How do I get in touch?
Drop me an email at email@example.com and we can go over your match options. Put “São Paulo Football Tours” in the subject line to make sure I see it right away.
Santos – Though they are technically a São Paulo club, Santos is located in a different city altogether, 50 miles from São Paulo and on the Paulista coast. Logistically, tours to watch Santos home games are far more difficult and expensive. They are not impossible though, so if you have your heart set on a trip to Santos, give me plenty of advance notice and I’ll see what I can do.
Derbies & other high-demand games – For derby matches or important cup games, tickets can be hard to come by and impossible to guarantee. For that reason, when planning a tour to one of these high-demand matches, I don’t take any payment until I have the match tickets in hand.

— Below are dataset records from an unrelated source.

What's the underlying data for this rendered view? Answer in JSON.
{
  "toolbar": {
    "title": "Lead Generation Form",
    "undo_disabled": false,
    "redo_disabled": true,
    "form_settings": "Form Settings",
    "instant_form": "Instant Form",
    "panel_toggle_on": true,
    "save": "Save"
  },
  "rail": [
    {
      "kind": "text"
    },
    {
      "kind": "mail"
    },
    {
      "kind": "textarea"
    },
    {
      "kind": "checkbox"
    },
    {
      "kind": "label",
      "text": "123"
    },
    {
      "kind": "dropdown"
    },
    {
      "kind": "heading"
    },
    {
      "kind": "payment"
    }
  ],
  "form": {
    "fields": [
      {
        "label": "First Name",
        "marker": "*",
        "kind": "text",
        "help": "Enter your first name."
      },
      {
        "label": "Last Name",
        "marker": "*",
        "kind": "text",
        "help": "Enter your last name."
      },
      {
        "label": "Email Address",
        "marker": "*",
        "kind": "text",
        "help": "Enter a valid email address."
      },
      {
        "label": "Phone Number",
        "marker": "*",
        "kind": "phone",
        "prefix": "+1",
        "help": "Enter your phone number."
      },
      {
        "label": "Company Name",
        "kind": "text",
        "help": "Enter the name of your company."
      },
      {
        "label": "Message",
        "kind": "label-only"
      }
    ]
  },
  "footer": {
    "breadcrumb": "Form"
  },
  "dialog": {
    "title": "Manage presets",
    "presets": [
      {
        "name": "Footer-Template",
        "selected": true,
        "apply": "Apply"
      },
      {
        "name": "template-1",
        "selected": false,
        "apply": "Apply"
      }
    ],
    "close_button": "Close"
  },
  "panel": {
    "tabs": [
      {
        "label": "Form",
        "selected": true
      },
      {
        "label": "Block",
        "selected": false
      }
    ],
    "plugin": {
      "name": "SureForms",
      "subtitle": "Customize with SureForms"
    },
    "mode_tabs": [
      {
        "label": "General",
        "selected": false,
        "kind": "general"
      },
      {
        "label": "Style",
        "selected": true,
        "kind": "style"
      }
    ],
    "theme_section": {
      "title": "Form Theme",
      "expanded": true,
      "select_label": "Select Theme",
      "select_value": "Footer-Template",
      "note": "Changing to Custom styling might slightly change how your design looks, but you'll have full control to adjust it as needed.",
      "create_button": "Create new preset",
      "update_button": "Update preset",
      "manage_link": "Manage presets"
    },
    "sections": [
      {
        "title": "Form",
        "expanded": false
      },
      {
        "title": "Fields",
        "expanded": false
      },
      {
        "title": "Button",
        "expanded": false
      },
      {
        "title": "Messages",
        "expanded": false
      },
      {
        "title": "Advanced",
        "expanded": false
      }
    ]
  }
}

Away fans – As a general rule, tickets will only be bought for the sections where the home fans sit. This is for a number of reasons: away tickets are hard to get and often involve dealing with shady organised fan groups; the away fan experience is very different in Brazil, police will treat you differently and you will be shepherded in and out of the ground by riot squads; away fans generally have awful and uncomfortable views of the pitch. Trust me, it’s a lot more hassle than it’s worth.
Group size – I’m able to take groups of up to four people, in order to ensure safety and give everyone the best matchday experience. For bigger groups, I’ll bring along another guide, which will alter the cost of the tour. Children welcome!
Disabilities/special needs – Regrettably, large parts of São Paulo are not very accessible for wheelchair users or anyone with walking impairments. Many of the city’s coolest neighbourhoods are hilly and full of irregular pavements. Thankfully however, the city’s two new football stadiums (Allianz Parque and Arena Corinthians) are sufficiently accessible and have structures in place to cater for disabled punters. Most public transport is also wheelchair-friendly.
Advance booking – Expressing interest in advance is preferable, whenever possible. However, as the state and national football federations often announce fixtures, kick-off times and venues at fairly short notice, tours can only be properly finalised one or two weeks before the match. Either way, if you know when you will be in São Paulo and you are interested in going on a football tour, get in touch as early as possible and I’ll take care of the rest.
Updated: 16 February, 2022
The Covid-19 pandemic has hit Brazil hard, and it took its toll on football. Stadiums are now allowing fans back inside grounds, though this could change at a moment’s notice.
Be aware that masks are mandatory in São Paulo, inside and outside of football stadiums. Furthermore, to gain entry, you will need to show proof of vaccination or a recent negative test.
I am thrice vaccinated against Covid-19, and during tours we will be abiding by all coronavirus measures laid down by the São Paulo state government.